Automated mutation based differential testing for Python type checkers. Pytifex discovers disagreements between type checkers by mining historical bug reports, generating targeted
test cases with an LLM, and establishing ground truth through runtime validation testing.

For more information, see [the Pytifex documentation](https://benedekaibas.github.io/pytifex/docs).

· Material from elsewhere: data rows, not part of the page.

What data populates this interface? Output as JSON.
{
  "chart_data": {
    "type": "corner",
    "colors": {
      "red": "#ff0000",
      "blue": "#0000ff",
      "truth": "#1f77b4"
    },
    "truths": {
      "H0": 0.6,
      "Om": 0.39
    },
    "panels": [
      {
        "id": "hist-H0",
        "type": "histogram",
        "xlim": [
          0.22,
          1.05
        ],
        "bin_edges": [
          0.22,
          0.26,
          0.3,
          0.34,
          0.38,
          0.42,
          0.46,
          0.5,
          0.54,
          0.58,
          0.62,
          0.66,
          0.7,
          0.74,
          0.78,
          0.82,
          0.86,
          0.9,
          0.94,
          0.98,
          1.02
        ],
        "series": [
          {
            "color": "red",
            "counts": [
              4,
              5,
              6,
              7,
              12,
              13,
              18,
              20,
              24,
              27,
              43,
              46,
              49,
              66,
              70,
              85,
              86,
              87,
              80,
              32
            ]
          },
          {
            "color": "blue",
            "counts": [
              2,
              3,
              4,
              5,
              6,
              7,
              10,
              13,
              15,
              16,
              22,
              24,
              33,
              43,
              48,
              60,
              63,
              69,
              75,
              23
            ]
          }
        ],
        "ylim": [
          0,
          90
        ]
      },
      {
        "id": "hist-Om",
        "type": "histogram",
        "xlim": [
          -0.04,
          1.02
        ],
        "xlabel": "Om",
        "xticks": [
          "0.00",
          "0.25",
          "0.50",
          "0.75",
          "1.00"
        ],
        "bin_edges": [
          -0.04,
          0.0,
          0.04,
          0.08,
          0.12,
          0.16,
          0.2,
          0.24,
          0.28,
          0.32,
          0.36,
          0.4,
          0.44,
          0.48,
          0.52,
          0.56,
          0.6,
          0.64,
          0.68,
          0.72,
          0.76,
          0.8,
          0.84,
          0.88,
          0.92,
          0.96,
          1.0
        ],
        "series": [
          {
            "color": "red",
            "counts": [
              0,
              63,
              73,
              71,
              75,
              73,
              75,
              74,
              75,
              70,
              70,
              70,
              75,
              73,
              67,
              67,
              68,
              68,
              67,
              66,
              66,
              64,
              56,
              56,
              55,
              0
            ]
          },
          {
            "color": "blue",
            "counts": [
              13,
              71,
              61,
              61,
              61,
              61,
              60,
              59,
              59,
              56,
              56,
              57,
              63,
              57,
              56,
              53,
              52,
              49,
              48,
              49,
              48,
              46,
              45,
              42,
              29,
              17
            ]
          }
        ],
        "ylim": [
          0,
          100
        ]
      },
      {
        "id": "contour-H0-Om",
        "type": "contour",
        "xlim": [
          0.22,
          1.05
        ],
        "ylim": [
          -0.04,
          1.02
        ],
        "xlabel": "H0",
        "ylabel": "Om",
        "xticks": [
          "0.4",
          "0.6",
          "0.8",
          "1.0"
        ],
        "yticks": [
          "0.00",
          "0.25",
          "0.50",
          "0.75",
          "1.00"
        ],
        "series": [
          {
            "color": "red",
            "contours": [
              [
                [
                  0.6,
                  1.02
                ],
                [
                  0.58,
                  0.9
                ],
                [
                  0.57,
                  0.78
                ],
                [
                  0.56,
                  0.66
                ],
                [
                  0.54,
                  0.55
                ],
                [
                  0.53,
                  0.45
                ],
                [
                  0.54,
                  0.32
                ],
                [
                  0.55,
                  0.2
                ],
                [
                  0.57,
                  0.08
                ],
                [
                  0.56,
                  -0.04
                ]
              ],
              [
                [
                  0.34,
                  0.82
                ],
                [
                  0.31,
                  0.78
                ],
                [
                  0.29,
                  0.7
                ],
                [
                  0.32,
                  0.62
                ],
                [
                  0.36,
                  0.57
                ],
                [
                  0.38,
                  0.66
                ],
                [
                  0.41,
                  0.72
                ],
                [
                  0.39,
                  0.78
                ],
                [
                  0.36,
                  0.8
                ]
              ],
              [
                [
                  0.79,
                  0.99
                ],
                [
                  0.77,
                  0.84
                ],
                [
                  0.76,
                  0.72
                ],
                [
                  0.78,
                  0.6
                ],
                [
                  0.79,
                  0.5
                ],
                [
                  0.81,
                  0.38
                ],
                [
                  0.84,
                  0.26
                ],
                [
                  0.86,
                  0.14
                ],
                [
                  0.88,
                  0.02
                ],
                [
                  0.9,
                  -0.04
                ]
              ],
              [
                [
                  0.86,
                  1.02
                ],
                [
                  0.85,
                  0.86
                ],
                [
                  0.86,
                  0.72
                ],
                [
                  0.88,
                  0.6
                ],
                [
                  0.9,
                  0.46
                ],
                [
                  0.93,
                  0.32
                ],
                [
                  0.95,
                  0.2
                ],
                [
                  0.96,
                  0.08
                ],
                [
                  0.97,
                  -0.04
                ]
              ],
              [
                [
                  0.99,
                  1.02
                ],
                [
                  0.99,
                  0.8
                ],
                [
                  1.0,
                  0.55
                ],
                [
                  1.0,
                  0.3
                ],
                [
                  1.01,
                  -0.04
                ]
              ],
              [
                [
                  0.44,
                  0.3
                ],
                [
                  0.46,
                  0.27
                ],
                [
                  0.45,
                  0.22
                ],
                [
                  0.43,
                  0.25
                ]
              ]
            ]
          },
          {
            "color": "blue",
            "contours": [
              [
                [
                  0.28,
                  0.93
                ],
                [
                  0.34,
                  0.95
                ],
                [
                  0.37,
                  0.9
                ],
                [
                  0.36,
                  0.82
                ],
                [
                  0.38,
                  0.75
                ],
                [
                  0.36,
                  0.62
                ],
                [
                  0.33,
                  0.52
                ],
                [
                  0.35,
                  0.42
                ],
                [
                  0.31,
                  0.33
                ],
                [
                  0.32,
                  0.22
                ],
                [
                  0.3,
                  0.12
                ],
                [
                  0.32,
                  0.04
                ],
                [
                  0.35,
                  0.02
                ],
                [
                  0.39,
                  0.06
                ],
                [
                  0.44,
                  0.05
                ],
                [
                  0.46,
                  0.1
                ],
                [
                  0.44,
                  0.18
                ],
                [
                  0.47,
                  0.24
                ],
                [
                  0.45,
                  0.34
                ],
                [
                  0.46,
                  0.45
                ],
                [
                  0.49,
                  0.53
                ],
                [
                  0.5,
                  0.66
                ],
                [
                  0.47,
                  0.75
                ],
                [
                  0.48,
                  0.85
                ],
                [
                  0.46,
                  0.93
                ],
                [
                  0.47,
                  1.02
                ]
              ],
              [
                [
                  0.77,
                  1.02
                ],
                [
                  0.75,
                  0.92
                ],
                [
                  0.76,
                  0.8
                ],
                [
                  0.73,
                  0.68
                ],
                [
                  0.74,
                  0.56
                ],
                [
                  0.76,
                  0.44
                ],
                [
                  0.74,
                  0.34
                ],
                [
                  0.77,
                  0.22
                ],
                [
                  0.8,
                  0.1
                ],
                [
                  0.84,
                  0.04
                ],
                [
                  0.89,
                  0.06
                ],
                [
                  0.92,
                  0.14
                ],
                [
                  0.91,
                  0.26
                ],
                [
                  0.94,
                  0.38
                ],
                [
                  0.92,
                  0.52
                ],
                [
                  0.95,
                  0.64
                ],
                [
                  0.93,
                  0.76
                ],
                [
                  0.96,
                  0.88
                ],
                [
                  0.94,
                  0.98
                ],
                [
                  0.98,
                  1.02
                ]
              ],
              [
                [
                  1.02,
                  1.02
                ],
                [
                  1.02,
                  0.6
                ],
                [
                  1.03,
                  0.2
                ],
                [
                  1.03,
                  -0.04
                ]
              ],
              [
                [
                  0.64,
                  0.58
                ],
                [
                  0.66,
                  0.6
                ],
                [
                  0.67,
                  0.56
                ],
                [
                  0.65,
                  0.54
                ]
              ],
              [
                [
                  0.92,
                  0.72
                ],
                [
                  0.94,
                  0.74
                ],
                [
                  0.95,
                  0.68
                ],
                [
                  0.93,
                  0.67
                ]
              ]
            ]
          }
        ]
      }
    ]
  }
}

> **Note:** Pytifex implements a bug-seeded mutation methodology for proactively finding type checker bugs before users encounter them.

## Type Checkers

Pytifex tests the following type checkers:

| Checker | Version | Repository |
|---------|---------|------------|
| mypy | 1.19.0 | [python/mypy](https://github.com/python/mypy) |
| pyrefly | 0.44.2 | [facebook/pyrefly](https://github.com/facebook/pyrefly) |
| zuban | 0.3.0 | [zubanls/zuban](https://github.com/zubanls/zuban) |
| ty | 0.0.1-alpha.32 | [astral-sh/ty](https://github.com/astral-sh/ty) |

## Divergence Patterns

| Pattern | Description | PEPs |
|---------|-------------|------|
| `protocol-defaults` | Protocol methods with different default argument values | 544 |
| `typed-dict-total` | TypedDict with mixed `total`/`Required`/`NotRequired` inheritance | 589, 655 |
| `typeguard-narrowing` | TypeGuard/TypeIs with generic type parameters | 647, 742 |
| `param-spec-decorator` | ParamSpec decorators on classmethods/staticmethods | 612 |
| `self-generic` | Self type in generic classes with abstract methods | 673 |
| `newtype-containers` | NewType in containers (covariance/contravariance) | 484 |
| `overload-literals` | Overloaded functions with Literal type discrimination | 484, 586 |
| `final-override` | Final attributes overridden by properties | 591 |
| `keyword-vs-positional` | Protocol callables with keyword-only parameters | 544, 570 |
| `bounded-typevars` | TypeVar bounds with nested generics | 484 |

## Installation

**Prerequisites:** Python 3.12+, [uv](https://docs.astral.sh/uv/)

```bash
git clone https://github.com/benedekaibas/pytifex-demo.git
cd pytifex-demo/src/tc_disagreement

export GEMINI_API_KEY=your_key        # Required
export GITHUB_TOKEN=ghp_your_token    # Optional
```

**NOTE**: Type checkers are automatically installed by `uv` when you run the tool.

## Usage

```bash
# Run the full pipeline: mine → generate → filter → evaluate
uv run main.py

# Generate until N disagreements are found
uv run main.py --num-examples 10

# Use a different model
uv run main.py --model gemini-2.5-pro

# Skip GitHub seed fetching
uv run main.py --no-github
```

### Commands

| Command | Description |
|---------|-------------|
| `uv run main.py` | Full pipeline (generate + evaluate) |
| `uv run main.py generate` | Generate disagreements only |
| `uv run main.py check` | Run type checkers on existing examples |
| `uv run main.py eval` | Evaluate existing results |

### Options

| Option | Default | Description |
|--------|---------|-------------|
| `--num-examples N` | 5 | Target disagreement count |
| `--batch-size N` | 15 | Examples per LLM batch |
| `--max-attempts N` | 5 | Max generation attempts |
| `--max-refinements N` | 2 | Refinement attempts per example |
| `--model MODEL` | `gemini-2.5-flash` | Gemini model |
| `--eval-method METHOD` | `comprehensive` | Evaluation method |
| `--no-github` | — | Skip GitHub seed fetching |
| `-v, --verbose` | — | Show all examples |

## Evaluation

Pytifex uses a multi-phase evaluation oracle to determine which checker is correct:

| Phase | Method | Confidence |
|-------|--------|------------|
| 0 | AST-based PEP specification oracle | 0.85–0.95 |
| 1 | Runtime crash detection | 0.95–1.0 |
| 2 | Hypothesis property-based testing | 0.85 |
| 3 | PEP specification compliance matching | 0.80 |
| 4 | Static flow analysis | 0.80 |

**Key insight:** Runtime behavior is the ultimate ground truth. If code raises `TypeError` at runtime, any checker that reported "OK" is definitively wrong.